Gustave Le Bon, lui, n'eût pas été étonné . L'élection du second Bonaparte rentre bien dans la ligne explicative de la psychologie des foules . C'est le prestige de son glorieux homonyme qui a séduit les électeurs . Tant il est vrai que " les hommes en foule ne sauraient se passer de maître " et qu'ayant perdu Napoléon, la foule électorale cherchait inconsciemment à le retrouver . Mais pour l'ensemble de la classe politique républicaine des années 1890-1900, il y avait dans les résultats de cette première élection au suffrage universel une évidente " dysfonction " ( trouble dans le fonctionnement) .

Le suffrage, disait-on, était mal rodé, le peuple mal préparé . Ce "dire "qui courrait insidieusement dans certains esprits et se répandait " de part la ville, à travers la nation, montre toute la profondeur de cette mentalité sous-jascente de l'époque et de l'atmosphère délétère, irrespirable, malsaine, qui règne toujours lors des commentaires des résultats des périodes électorales, même de nos jours .
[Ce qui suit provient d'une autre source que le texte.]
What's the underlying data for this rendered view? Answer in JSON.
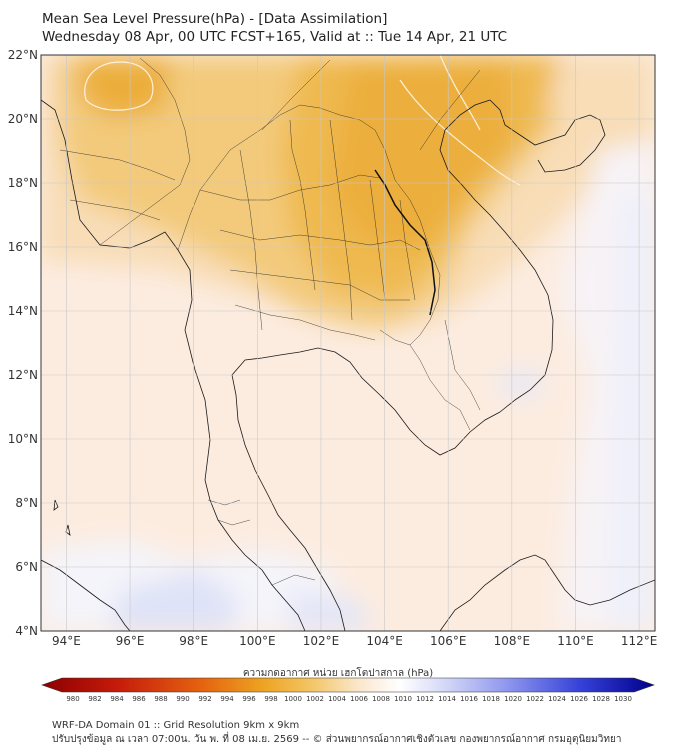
{
  "header": {
    "title": "Mean Sea Level Pressure(hPa) - [Data Assimilation]",
    "subtitle": "Wednesday 08 Apr, 00 UTC FCST+165, Valid at :: Tue 14 Apr, 21 UTC"
  },
  "map": {
    "lat_labels": [
      "22°N",
      "20°N",
      "18°N",
      "16°N",
      "14°N",
      "12°N",
      "10°N",
      "8°N",
      "6°N",
      "4°N"
    ],
    "lon_labels": [
      "94°E",
      "96°E",
      "98°E",
      "100°E",
      "102°E",
      "104°E",
      "106°E",
      "108°E",
      "110°E",
      "112°E"
    ],
    "lat_range": [
      4,
      22
    ],
    "lon_range": [
      93.2,
      112.5
    ],
    "grid": true
  },
  "colorbar": {
    "label": "ความกดอากาศ หน่วย เฮกโตปาสกาล (hPa)",
    "ticks": [
      "980",
      "982",
      "984",
      "986",
      "988",
      "990",
      "992",
      "994",
      "996",
      "998",
      "1000",
      "1002",
      "1004",
      "1006",
      "1008",
      "1010",
      "1012",
      "1014",
      "1016",
      "1018",
      "1020",
      "1022",
      "1024",
      "1026",
      "1028",
      "1030"
    ],
    "colors": {
      "low_end": "#8b0000",
      "mid_low": "#e69a1a",
      "neutral": "#ffffff",
      "high_end": "#00008b"
    }
  },
  "footer": {
    "line1": "WRF-DA Domain 01 :: Grid Resolution 9km x 9km",
    "line2": "ปรับปรุงข้อมูล ณ เวลา 07:00น. วัน พ. ที่ 08 เม.ย. 2569 -- © ส่วนพยากรณ์อากาศเชิงตัวเลข กองพยากรณ์อากาศ กรมอุตุนิยมวิทยา"
  }
}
Les idées du docteur Gustave Le Bon ont choqué, indignent toujours actuellement , parce qu'il disait, lui, précisément l'inverse :

Voilà ce qu'est le suffrage et il ne peut en être autrement car l'électorat est une foule .

Nous devons réfléchir à toutes les conséquences de cette déclaration . L'auteur de " La psychologie des foules " dresse dans le chapitre intitulé " La foule électorale " (p. 107) , une véritable liste de " conseils aux candidats " , dont l'apparence des éléments est perfide, même quelque peu machiavélique .

Il est très formateur pour l'esprit, de considérer les conséquences des conseils préconisés par l'auteur de la psychologie des foules . Ces foules électorales, ces foules hétérogènes anonymes, " n'exercent une action que sur un seul point déterminé : choisir entre divers candidats . Lorsqu'on prête attention à ce qu'elles ont de commun avec les caractères des foules hétérogènes anonymes on constate :

" Une faible aptitude au raisonnement, une absence d'esprit critique, une irritabilité manifeste, une crédulité aveugle ( grande facilité à croire) , un simplisme (vice de raisonnement d'un esprit ayant tendance à négliger les faits prépondérants, les choses importantes) lourd de conséquences . On découvre aussi dans leurs décisions l'influence des meneurs et le rôle des facteurs précédemment énumérés : l'affirmation, la répétition, le prestige et la contagion " .


En réfléchissant, on peut prévoir ce qui pourra les fasciner, les attirer : tout d'abord, le prestige . Le docteur Gustave Le Bon précise avec sa finesse habituelle : " le prestige personnel ne peut être remplacé par celui de la fortune . Le talent, le génie même ne sont pas des éléments de succès . Cette nécessité pour le candidat d'être pourvu, investi de prestige, d'ascendant, est capitale . Si les électeurs composés du peuple des petits métiers, des artisans, des gens de la campagne choisissent si rarement un des leurs pour les représenter, c'est que les personnalités sorties de leur rang n'ont pour eux aucun prestige . Ils ne nomment guère un égal que pour contrecarrer un patron puissant ... "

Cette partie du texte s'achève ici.